Congratulations to goalmarquers Xhaka, Shaqiri and entire #Switzerland on a well deserved win! Proud of you #Kosova ju don!
— Hashim Thaçi (@HashimThaciRKS) 22 juin 2018
En réaction au verdict de la FIFA, le Premier ministre albanais Edi Rama a quant à lui lancé un crowdfunding pour payer les amendes des trois joueurs, à travers le slogan « N’ayez pas peur de l’aigle » . « Le signe de l’aigle avec les doigts est notre symbole de communication dans les moments de joie » , a-t-il ainsi expliqué sur Facebook, précisant que la célébration de Xhaka et Shaqiri était « un moment de joie totalement spontané » qui avait été « mal interprété » . Message reçu pour le ministre kosovar des Finances et de l’Industrie Bajram Hasani, qui a versé l’intégralité de son salaire mensuel pour cette cause, soit 1500 dollars.
Et dans les rangs de la Nati, qu’en pense-t-on ? Silence radio des intéressés jusqu’à la conférence d’avant-match. Même si les images de Stephan Lichtsteiner effectuant lui aussi le geste de ses coéquipiers albanophones en disait long sur l’absence de clans au sein du groupe.

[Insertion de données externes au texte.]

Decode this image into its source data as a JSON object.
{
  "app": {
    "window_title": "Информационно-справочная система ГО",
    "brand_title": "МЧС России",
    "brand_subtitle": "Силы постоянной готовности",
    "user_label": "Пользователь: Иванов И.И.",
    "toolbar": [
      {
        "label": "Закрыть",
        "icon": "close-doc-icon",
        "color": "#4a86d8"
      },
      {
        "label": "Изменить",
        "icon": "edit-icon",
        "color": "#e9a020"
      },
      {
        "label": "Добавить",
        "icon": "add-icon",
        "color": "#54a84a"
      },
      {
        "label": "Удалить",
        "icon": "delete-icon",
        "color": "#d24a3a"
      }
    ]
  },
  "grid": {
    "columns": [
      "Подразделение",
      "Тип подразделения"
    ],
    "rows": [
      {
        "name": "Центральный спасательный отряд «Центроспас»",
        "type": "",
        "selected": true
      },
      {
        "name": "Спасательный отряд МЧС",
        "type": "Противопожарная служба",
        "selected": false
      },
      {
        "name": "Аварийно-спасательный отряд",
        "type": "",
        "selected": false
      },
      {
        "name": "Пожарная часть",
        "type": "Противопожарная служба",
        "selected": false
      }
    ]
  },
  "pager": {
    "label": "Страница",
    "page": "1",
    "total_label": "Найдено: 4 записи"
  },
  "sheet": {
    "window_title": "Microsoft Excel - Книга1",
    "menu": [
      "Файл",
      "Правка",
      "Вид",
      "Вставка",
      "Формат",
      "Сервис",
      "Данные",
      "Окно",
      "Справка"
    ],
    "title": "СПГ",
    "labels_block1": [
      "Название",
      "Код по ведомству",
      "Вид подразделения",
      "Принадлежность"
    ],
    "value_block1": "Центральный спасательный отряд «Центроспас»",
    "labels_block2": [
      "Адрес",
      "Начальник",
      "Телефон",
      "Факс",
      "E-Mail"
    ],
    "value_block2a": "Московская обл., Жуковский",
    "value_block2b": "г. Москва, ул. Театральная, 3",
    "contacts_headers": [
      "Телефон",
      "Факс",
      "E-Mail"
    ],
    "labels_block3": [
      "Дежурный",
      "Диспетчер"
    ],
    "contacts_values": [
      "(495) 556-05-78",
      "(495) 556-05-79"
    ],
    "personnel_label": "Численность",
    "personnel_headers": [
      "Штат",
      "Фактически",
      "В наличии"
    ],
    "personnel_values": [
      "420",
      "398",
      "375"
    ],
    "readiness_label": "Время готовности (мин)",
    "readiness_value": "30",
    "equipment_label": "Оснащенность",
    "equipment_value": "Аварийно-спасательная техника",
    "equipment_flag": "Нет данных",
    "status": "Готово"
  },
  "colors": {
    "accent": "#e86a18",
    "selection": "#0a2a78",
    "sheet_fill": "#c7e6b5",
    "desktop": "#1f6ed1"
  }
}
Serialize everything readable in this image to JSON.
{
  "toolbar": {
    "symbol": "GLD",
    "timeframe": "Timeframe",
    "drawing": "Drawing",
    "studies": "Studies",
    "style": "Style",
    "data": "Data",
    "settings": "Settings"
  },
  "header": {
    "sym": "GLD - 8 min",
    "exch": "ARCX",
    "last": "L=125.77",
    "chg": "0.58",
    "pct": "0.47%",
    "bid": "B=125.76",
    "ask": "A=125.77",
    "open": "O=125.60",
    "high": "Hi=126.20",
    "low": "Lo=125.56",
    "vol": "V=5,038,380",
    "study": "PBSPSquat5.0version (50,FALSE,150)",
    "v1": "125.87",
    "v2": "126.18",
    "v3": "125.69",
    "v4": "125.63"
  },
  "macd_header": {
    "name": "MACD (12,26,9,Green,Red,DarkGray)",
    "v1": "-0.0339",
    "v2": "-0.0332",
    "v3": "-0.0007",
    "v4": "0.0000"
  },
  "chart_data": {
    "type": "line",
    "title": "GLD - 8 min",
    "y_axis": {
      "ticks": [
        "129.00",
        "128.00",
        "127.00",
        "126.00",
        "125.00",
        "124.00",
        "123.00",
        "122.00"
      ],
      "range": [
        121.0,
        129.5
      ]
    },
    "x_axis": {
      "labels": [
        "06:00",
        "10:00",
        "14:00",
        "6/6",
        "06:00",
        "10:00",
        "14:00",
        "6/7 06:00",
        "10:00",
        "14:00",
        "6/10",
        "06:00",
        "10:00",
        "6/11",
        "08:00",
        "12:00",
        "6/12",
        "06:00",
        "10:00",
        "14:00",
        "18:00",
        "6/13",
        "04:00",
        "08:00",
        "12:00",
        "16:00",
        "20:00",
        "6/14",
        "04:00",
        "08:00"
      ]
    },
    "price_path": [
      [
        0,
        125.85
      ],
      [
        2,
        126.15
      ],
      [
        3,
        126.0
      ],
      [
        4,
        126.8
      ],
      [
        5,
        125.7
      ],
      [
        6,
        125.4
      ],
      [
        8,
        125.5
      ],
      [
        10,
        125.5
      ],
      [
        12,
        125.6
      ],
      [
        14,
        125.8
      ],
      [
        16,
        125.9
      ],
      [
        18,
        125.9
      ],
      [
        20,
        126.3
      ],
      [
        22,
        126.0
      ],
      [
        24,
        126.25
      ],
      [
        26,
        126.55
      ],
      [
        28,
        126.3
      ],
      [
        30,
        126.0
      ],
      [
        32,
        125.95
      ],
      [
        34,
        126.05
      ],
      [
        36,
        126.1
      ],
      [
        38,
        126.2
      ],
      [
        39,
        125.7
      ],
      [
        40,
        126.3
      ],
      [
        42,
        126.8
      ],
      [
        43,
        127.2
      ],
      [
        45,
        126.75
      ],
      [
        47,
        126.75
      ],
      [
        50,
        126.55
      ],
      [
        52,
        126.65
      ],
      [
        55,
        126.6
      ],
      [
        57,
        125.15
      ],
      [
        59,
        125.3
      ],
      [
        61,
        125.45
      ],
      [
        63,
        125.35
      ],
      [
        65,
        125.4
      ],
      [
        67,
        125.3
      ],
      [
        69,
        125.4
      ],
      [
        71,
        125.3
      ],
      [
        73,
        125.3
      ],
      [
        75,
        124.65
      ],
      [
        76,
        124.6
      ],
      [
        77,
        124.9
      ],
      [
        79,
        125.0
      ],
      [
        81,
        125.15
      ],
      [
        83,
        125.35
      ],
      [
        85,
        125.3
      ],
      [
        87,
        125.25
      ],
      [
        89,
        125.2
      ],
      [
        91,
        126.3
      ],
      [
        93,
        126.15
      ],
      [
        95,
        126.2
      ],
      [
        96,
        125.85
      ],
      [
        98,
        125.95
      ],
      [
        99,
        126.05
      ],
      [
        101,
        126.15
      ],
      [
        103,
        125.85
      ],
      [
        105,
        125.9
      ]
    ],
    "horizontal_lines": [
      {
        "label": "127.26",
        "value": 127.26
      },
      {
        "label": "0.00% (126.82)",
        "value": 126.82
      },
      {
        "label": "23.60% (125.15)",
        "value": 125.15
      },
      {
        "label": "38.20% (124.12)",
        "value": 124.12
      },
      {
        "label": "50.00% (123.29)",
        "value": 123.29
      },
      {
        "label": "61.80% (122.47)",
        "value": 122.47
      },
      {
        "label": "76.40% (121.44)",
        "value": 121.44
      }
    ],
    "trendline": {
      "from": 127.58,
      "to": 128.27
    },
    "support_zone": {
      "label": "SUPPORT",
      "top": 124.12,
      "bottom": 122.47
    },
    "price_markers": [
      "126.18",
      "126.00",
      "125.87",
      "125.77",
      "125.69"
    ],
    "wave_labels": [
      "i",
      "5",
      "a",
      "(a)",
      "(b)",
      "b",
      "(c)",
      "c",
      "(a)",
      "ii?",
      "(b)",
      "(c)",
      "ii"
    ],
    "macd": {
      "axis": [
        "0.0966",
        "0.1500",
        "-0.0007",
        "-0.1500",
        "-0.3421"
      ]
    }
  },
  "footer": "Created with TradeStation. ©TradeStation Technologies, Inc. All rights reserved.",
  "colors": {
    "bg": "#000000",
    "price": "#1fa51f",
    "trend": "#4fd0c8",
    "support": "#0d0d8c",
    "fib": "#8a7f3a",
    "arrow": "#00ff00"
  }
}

Seul Michael Lang a pris la parole ce lundi devant la presse pour adresser un message clair : « Si l’un de nous est attaqué, c’est tout le groupe qui est attaqué. Nous ne laisserons jamais tomber l’un des nôtres. Ce qui se passe depuis vendredi soir renforce notre esprit d’équipe. » Avec quinze binationaux sur les 23 joueurs que compte le groupe de Vladimir Petković (lui-même d’origine bosnienne), le contraire aurait été étonnant. La force de cette équipe suisse ne réside pas seulement dans la somme de ses talents. Bien que leur pays ne fasse pas partie de l’Union européenne, ils en reprennent pourtant la devise : unis dans la diversité. La diversité, une force qui se construit à plusieurs. La boucle est bouclée. Jouez messieurs.